Я шутя заметил, что слово это, наверное, самое точное, а второй оживился и попросил разрешения перенести сказанное в свою записную, где он царапал каждый день время полета. Командир скривился, изобразив лицом нечто такое, что можно понять так: пиши, если не лень.

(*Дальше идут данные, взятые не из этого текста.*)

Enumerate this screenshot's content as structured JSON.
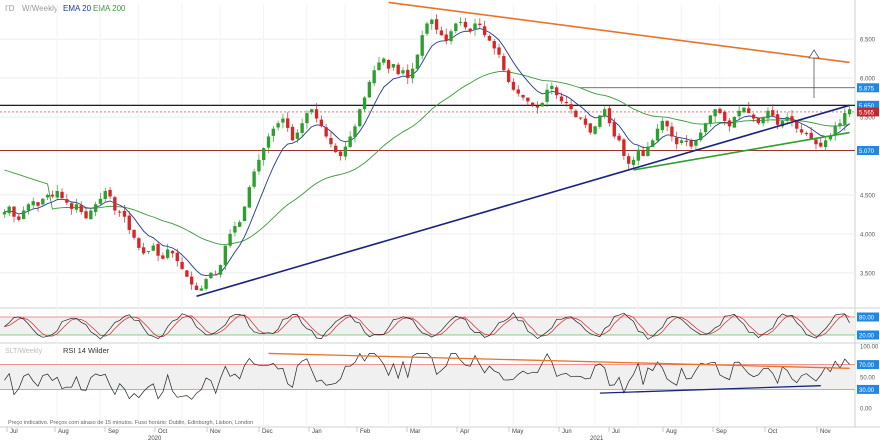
{
  "header": {
    "instrument": "I'D",
    "timeframe": "W/Weekly",
    "indicators": [
      "EMA 20",
      "EMA 200"
    ]
  },
  "rsi_header": {
    "prefix": "SLT/Weekly",
    "label": "RSI 14 Wilder"
  },
  "footer_note": "Preço indicativo. Preços com atraso de 15 minutos. Fuso horário: Dublin, Edinburgh, Lisbon, London",
  "colors": {
    "up_candle": "#2ca02c",
    "down_candle": "#d62728",
    "ema20": "#1f3a93",
    "ema200": "#3a9a3a",
    "trend_orange": "#e8742a",
    "trend_navy": "#1a237e",
    "trend_green": "#2e9e2e",
    "resistance_black": "#000000",
    "support_red": "#a0302a",
    "badge_blue": "#1e88e5",
    "badge_red": "#c62828"
  },
  "chart_data": [
    {
      "type": "candlestick",
      "panel": "price",
      "y_ticks": [
        "6.500",
        "6.000",
        "5.500",
        "5.070",
        "4.500",
        "4.000",
        "3.500"
      ],
      "y_tick_values": [
        6.5,
        6.0,
        5.5,
        5.07,
        4.5,
        4.0,
        3.5
      ],
      "ylim": [
        3.1,
        6.95
      ],
      "badges": [
        {
          "label": "5.875",
          "value": 5.875,
          "color": "badge_blue"
        },
        {
          "label": "5.650",
          "value": 5.65,
          "color": "badge_blue"
        },
        {
          "label": "5.565",
          "value": 5.565,
          "color": "badge_red"
        },
        {
          "label": "5.070",
          "value": 5.07,
          "color": "badge_blue"
        }
      ],
      "horizontal_lines": [
        {
          "name": "resistance",
          "value": 5.65,
          "color": "resistance_black"
        },
        {
          "name": "target",
          "value": 5.875,
          "color": "resistance_black"
        },
        {
          "name": "support",
          "value": 5.07,
          "color": "support_red"
        }
      ],
      "trendlines": [
        {
          "name": "descending-resistance",
          "color": "trend_orange",
          "from": {
            "t": 80,
            "v": 6.97
          },
          "to": {
            "t": 176,
            "v": 6.2
          }
        },
        {
          "name": "long-term-support",
          "color": "trend_navy",
          "from": {
            "t": 40,
            "v": 3.2
          },
          "to": {
            "t": 176,
            "v": 5.65
          }
        },
        {
          "name": "short-term-support",
          "color": "trend_green",
          "from": {
            "t": 131,
            "v": 4.82
          },
          "to": {
            "t": 176,
            "v": 5.3
          }
        }
      ],
      "x_labels": [
        "Jul",
        "Aug",
        "Sep",
        "Oct",
        "Nov",
        "Dec",
        "Jan",
        "Feb",
        "Mar",
        "Apr",
        "May",
        "Jun",
        "Jul",
        "Aug",
        "Sep",
        "Oct",
        "Nov"
      ],
      "year_labels": [
        "2020",
        "2021"
      ],
      "series": [
        {
          "name": "price",
          "close": [
            4.28,
            4.35,
            4.22,
            4.18,
            4.3,
            4.38,
            4.42,
            4.36,
            4.45,
            4.5,
            4.48,
            4.55,
            4.46,
            4.4,
            4.32,
            4.38,
            4.28,
            4.2,
            4.3,
            4.38,
            4.45,
            4.55,
            4.48,
            4.3,
            4.28,
            4.22,
            4.05,
            3.95,
            3.82,
            3.75,
            3.78,
            3.85,
            3.72,
            3.68,
            3.8,
            3.75,
            3.65,
            3.55,
            3.45,
            3.35,
            3.28,
            3.3,
            3.42,
            3.5,
            3.48,
            3.6,
            3.85,
            4.0,
            4.1,
            4.15,
            4.35,
            4.6,
            4.8,
            4.95,
            5.1,
            5.25,
            5.35,
            5.42,
            5.48,
            5.36,
            5.2,
            5.3,
            5.42,
            5.55,
            5.6,
            5.48,
            5.38,
            5.25,
            5.15,
            5.05,
            5.0,
            5.12,
            5.25,
            5.38,
            5.6,
            5.75,
            5.95,
            6.1,
            6.2,
            6.25,
            6.12,
            6.18,
            6.05,
            6.1,
            6.0,
            6.12,
            6.3,
            6.55,
            6.7,
            6.75,
            6.62,
            6.55,
            6.48,
            6.6,
            6.7,
            6.72,
            6.65,
            6.6,
            6.7,
            6.68,
            6.55,
            6.48,
            6.38,
            6.3,
            6.1,
            5.95,
            5.85,
            5.8,
            5.75,
            5.7,
            5.65,
            5.62,
            5.68,
            5.85,
            5.9,
            5.78,
            5.7,
            5.68,
            5.6,
            5.5,
            5.48,
            5.4,
            5.3,
            5.38,
            5.52,
            5.6,
            5.42,
            5.25,
            5.2,
            5.0,
            4.9,
            4.95,
            5.08,
            5.0,
            5.12,
            5.2,
            5.35,
            5.45,
            5.38,
            5.25,
            5.15,
            5.2,
            5.18,
            5.12,
            5.2,
            5.3,
            5.42,
            5.52,
            5.6,
            5.55,
            5.45,
            5.38,
            5.5,
            5.58,
            5.62,
            5.55,
            5.48,
            5.42,
            5.5,
            5.58,
            5.52,
            5.4,
            5.45,
            5.5,
            5.45,
            5.35,
            5.3,
            5.28,
            5.22,
            5.15,
            5.12,
            5.2,
            5.25,
            5.38,
            5.42,
            5.55,
            5.6
          ]
        },
        {
          "name": "EMA 20",
          "color": "ema20"
        },
        {
          "name": "EMA 200",
          "color": "ema200"
        }
      ]
    },
    {
      "type": "line",
      "panel": "stochastic",
      "y_ticks": [
        "80.00",
        "20.00"
      ],
      "y_tick_values": [
        80,
        20
      ],
      "ylim": [
        0,
        100
      ],
      "bands": [
        80,
        20
      ]
    },
    {
      "type": "line",
      "panel": "rsi",
      "name": "RSI 14 Wilder",
      "y_ticks": [
        "100.00",
        "70.00",
        "50.00",
        "30.00",
        "0.00"
      ],
      "y_tick_values": [
        100,
        70,
        50,
        30,
        0
      ],
      "ylim": [
        0,
        100
      ],
      "bands": [
        70,
        30
      ],
      "trendlines": [
        {
          "name": "rsi-descending",
          "color": "trend_orange",
          "from": {
            "t": 55,
            "v": 88
          },
          "to": {
            "t": 176,
            "v": 64
          }
        },
        {
          "name": "rsi-ascending",
          "color": "trend_navy",
          "from": {
            "t": 124,
            "v": 24
          },
          "to": {
            "t": 170,
            "v": 36
          }
        }
      ]
    }
  ]
}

Все это, конечно, весело, но несколько месяцев назад по городку, в котором мы все жили, прокатилась новость: жена нашего командира ходила в кино с начальником отдела перевозок. В городке, как известно, ничего не утаишь, да к тому же и люди охочие есть — подскажут, так что командир узнал сразу. Поговорил с женой, думал, она будет отпираться, а она прямо: «Ходила и ходить буду!» Командир, разумеется, следующий вопрос — что же это для замужней женщины? А жена спокойно отвечает, что ей нравится начальник отдела перевозок, поскольку он обходительный, разговаривает ласково, в кино приглашает и концерт обещал, а никаких таких вольностей себе не позволяет. «Концерт, — сказал наш командир. — Ну, я ему покажу концерт!» Жена остановила его, пригрозив, что если он хотя бы слово плохое позволит, то она разведется. Командир не послушался ее, нашел этого начальника, а тот — точно так же, как жена: нравится, мол, она мне, ничего с собой поделать не могу, хоть убей. Ну что ты будешь делать! И в дальнейшем у нашего командира не жизнь пошла, а настоящая мука: когда он дома, все хорошо, но стоит ему улететь, как жена сразу же к возлюбленному. Возьмутся они за руки и идут по городку, воркуют, улыбаются.
— Да! — решительно сказал наш командир, отодвинул заслонку и бросил полено; комната осветилась, а мы повернули к нему головы. — Ночевать придется!